Bu süre konu olan kişi ya da topluma göre ve ilgili konunun muhtevasına bağlı. Örneğin 17 Aralık algı operasyonunun hazırlıkları yaklaşık üç yıl öncesinden başladı. Yine Gezi Parkı algı operasyonu da uzun süren bir ön hazırlıktan sonra ortaya çıktı. Devletin yetkili mercilerinde bununla ilgili çok sayıda bilgi ve belge bulunuyor.

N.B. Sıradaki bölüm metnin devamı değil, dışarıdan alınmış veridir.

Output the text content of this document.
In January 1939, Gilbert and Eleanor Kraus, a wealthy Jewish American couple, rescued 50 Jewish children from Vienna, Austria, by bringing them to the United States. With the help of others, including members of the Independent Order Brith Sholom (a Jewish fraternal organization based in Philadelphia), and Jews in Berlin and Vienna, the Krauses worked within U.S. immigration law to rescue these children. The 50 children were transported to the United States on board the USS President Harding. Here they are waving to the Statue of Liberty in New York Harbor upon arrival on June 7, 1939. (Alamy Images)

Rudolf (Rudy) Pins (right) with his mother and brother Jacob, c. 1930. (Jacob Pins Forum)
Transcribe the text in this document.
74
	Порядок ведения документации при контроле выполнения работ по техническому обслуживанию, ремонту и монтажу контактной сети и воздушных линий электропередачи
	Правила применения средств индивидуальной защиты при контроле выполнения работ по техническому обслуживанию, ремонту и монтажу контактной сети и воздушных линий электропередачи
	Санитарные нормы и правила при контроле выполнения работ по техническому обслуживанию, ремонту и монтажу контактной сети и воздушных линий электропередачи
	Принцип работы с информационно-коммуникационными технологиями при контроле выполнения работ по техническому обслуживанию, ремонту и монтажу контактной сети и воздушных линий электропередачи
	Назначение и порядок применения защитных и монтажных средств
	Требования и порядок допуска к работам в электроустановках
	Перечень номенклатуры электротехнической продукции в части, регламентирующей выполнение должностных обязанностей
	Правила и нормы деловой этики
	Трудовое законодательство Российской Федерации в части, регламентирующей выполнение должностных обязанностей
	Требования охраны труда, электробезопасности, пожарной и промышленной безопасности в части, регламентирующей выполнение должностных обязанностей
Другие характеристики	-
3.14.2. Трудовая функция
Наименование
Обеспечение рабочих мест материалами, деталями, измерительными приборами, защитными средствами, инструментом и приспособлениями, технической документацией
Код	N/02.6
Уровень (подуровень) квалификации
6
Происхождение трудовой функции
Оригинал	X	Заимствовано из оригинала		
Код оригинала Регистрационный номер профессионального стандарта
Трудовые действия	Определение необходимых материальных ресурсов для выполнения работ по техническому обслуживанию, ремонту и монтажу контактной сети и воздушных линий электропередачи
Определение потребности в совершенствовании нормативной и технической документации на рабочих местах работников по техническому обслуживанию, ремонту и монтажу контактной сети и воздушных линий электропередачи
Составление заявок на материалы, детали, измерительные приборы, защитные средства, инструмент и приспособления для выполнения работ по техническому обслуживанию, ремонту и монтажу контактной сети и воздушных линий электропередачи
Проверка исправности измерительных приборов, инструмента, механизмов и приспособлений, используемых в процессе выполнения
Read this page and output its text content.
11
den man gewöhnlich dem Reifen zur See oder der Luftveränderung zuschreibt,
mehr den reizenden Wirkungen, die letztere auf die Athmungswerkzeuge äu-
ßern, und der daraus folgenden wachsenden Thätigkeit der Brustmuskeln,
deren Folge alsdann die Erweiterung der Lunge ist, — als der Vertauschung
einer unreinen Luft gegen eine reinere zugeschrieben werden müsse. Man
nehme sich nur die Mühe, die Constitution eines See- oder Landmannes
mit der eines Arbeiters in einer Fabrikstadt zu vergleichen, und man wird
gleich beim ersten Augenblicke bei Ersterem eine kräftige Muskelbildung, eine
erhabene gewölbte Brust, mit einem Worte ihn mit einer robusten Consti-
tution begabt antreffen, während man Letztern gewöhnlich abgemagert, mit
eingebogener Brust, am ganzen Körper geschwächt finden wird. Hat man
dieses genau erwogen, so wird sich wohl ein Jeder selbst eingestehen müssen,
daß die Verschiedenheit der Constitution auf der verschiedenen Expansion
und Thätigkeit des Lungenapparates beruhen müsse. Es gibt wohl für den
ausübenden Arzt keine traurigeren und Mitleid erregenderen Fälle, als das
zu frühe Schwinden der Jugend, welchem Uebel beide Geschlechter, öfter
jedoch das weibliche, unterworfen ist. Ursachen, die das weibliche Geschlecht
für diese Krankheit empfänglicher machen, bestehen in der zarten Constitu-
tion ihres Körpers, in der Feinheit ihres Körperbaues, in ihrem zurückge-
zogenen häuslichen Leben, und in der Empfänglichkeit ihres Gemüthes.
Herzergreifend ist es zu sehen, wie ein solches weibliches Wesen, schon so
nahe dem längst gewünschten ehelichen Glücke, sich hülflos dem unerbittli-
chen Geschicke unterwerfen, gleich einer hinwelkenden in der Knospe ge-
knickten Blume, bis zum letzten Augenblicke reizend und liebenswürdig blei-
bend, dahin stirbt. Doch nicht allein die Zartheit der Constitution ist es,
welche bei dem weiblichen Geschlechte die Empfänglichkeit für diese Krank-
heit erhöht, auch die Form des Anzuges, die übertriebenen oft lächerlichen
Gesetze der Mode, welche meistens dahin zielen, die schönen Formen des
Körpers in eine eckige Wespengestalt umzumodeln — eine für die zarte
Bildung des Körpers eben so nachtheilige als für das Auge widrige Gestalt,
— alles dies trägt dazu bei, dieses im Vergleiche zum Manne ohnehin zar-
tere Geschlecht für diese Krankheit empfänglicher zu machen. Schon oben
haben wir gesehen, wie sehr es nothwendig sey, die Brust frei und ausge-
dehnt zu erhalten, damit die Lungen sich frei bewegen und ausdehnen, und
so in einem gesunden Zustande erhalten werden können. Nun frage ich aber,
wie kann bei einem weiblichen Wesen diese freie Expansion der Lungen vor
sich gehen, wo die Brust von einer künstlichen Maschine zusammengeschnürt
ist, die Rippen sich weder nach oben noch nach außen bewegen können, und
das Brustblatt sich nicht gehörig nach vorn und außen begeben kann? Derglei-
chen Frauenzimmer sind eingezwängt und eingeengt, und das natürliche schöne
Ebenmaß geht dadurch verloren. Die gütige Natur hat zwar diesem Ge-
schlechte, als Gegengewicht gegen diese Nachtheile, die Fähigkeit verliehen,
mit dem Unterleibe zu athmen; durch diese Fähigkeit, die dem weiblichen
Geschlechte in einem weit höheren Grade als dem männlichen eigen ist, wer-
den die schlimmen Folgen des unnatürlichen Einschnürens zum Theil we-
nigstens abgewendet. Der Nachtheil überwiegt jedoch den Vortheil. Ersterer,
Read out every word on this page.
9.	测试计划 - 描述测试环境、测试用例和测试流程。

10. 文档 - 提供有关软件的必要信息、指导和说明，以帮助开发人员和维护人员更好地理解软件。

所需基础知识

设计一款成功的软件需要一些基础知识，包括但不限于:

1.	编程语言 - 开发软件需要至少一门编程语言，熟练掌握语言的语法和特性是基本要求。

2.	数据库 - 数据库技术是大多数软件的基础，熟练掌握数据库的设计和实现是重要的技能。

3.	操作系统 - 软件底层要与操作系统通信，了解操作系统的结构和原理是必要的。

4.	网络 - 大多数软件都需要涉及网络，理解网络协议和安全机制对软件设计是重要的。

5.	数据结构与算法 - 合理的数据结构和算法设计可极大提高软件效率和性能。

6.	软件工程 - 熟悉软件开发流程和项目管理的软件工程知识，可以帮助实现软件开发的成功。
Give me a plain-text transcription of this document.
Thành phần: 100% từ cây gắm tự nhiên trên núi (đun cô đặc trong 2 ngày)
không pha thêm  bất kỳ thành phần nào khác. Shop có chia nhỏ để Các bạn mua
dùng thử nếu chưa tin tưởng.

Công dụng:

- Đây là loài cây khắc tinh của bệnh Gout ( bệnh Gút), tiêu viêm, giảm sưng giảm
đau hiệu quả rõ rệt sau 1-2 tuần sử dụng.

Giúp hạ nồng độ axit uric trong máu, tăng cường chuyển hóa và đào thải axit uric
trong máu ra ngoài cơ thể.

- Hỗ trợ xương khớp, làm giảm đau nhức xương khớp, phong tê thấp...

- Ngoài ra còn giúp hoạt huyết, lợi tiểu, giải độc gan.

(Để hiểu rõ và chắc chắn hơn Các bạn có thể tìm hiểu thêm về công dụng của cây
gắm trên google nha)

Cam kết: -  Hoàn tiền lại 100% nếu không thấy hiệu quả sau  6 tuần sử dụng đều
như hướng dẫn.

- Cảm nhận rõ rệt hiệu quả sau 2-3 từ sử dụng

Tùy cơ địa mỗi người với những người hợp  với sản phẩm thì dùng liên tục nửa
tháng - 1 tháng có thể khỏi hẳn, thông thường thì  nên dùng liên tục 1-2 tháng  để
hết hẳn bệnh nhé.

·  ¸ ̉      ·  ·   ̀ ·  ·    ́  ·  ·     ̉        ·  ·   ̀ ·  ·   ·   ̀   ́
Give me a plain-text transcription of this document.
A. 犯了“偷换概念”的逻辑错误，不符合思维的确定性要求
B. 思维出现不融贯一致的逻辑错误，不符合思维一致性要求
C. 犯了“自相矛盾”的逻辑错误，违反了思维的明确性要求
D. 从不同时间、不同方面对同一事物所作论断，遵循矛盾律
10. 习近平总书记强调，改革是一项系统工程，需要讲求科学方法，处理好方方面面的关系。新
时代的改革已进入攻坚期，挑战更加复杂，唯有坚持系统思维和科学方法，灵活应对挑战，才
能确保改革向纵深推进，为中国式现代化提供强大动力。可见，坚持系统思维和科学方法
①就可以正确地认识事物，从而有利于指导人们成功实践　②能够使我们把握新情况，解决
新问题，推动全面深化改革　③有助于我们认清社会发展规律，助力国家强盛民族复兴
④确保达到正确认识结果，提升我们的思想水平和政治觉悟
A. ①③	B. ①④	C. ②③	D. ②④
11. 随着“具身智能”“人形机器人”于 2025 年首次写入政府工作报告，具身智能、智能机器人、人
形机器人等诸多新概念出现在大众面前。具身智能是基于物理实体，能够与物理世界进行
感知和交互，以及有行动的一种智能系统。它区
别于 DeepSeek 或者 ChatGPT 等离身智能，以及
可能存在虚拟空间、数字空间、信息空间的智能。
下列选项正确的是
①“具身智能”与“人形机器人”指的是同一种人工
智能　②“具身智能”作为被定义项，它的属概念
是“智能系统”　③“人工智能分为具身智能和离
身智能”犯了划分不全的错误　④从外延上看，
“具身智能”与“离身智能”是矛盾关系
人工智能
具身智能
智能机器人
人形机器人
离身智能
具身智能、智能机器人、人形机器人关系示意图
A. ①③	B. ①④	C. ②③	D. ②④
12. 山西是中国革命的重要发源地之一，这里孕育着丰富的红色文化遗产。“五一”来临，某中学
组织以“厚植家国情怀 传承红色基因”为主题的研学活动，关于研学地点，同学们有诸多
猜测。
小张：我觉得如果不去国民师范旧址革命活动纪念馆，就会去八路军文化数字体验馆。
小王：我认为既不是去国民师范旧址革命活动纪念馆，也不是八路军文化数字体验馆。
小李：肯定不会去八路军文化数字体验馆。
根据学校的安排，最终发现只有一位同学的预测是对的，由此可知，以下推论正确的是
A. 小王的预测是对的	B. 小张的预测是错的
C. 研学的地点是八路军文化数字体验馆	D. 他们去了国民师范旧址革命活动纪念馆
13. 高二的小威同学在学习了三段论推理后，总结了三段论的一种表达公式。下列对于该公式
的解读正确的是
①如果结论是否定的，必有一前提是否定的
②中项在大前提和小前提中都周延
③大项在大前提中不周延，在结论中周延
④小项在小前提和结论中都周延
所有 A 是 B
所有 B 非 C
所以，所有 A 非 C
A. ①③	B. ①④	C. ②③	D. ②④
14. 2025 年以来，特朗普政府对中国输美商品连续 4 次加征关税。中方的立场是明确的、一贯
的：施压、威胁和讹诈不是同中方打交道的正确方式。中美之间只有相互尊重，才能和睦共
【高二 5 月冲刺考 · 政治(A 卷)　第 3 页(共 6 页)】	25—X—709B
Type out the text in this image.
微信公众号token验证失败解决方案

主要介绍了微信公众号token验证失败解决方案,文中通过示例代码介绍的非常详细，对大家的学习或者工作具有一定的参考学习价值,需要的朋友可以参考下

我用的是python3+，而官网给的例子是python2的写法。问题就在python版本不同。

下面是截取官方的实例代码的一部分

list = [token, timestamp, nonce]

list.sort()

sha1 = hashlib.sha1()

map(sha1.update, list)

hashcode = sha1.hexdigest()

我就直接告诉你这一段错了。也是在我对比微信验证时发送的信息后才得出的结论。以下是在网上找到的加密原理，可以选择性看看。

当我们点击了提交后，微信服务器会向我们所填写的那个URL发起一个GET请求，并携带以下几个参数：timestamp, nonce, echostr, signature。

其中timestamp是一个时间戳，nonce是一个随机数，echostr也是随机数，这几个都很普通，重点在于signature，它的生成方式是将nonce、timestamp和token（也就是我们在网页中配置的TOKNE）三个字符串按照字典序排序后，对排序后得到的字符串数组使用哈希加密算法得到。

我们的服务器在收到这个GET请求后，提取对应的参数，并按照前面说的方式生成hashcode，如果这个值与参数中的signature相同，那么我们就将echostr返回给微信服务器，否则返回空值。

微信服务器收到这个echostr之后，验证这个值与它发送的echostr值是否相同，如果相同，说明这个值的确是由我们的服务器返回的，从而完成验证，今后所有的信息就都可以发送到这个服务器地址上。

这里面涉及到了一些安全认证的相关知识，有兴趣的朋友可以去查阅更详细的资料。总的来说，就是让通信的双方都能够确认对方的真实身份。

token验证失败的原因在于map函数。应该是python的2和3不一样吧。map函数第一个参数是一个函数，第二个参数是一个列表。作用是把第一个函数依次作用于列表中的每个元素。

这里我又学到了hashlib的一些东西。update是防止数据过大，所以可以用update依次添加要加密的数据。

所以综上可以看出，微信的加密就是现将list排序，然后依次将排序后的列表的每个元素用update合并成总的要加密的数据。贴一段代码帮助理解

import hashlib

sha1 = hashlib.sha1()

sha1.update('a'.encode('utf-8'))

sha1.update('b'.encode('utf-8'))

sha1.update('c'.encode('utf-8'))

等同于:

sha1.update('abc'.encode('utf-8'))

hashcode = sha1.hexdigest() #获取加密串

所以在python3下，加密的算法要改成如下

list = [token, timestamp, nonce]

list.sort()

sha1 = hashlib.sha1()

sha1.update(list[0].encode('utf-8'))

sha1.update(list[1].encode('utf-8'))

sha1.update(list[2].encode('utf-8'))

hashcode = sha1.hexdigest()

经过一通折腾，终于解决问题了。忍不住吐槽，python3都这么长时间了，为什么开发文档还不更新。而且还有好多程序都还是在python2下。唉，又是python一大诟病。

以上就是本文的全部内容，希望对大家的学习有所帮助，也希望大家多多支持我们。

Algı yönetiminin sıklıkla bireylerin ya da devletlerin kimlik algıları kullanılarak icra edildiği görülüyor. Kimlik, genel tabirle kişinin ya da devletin kendini nasıl tanımladığıyla ilişkilidir. Araştırmalara göre, insanların “kendinizi ne veya kim olarak tanımlarsınız?” sorusuna verdikleri cevaplar farklılaşıyor. Bu cevaplar; Türk’üm, Kürt’üm, Sünniyim, Aleviyim, Müslümanım, insanım, erkeğim, anneyim, şeklinde ortaya çıkıyor. Kişinin öncelikli ‘değeri’ kimliğini de belirliyor.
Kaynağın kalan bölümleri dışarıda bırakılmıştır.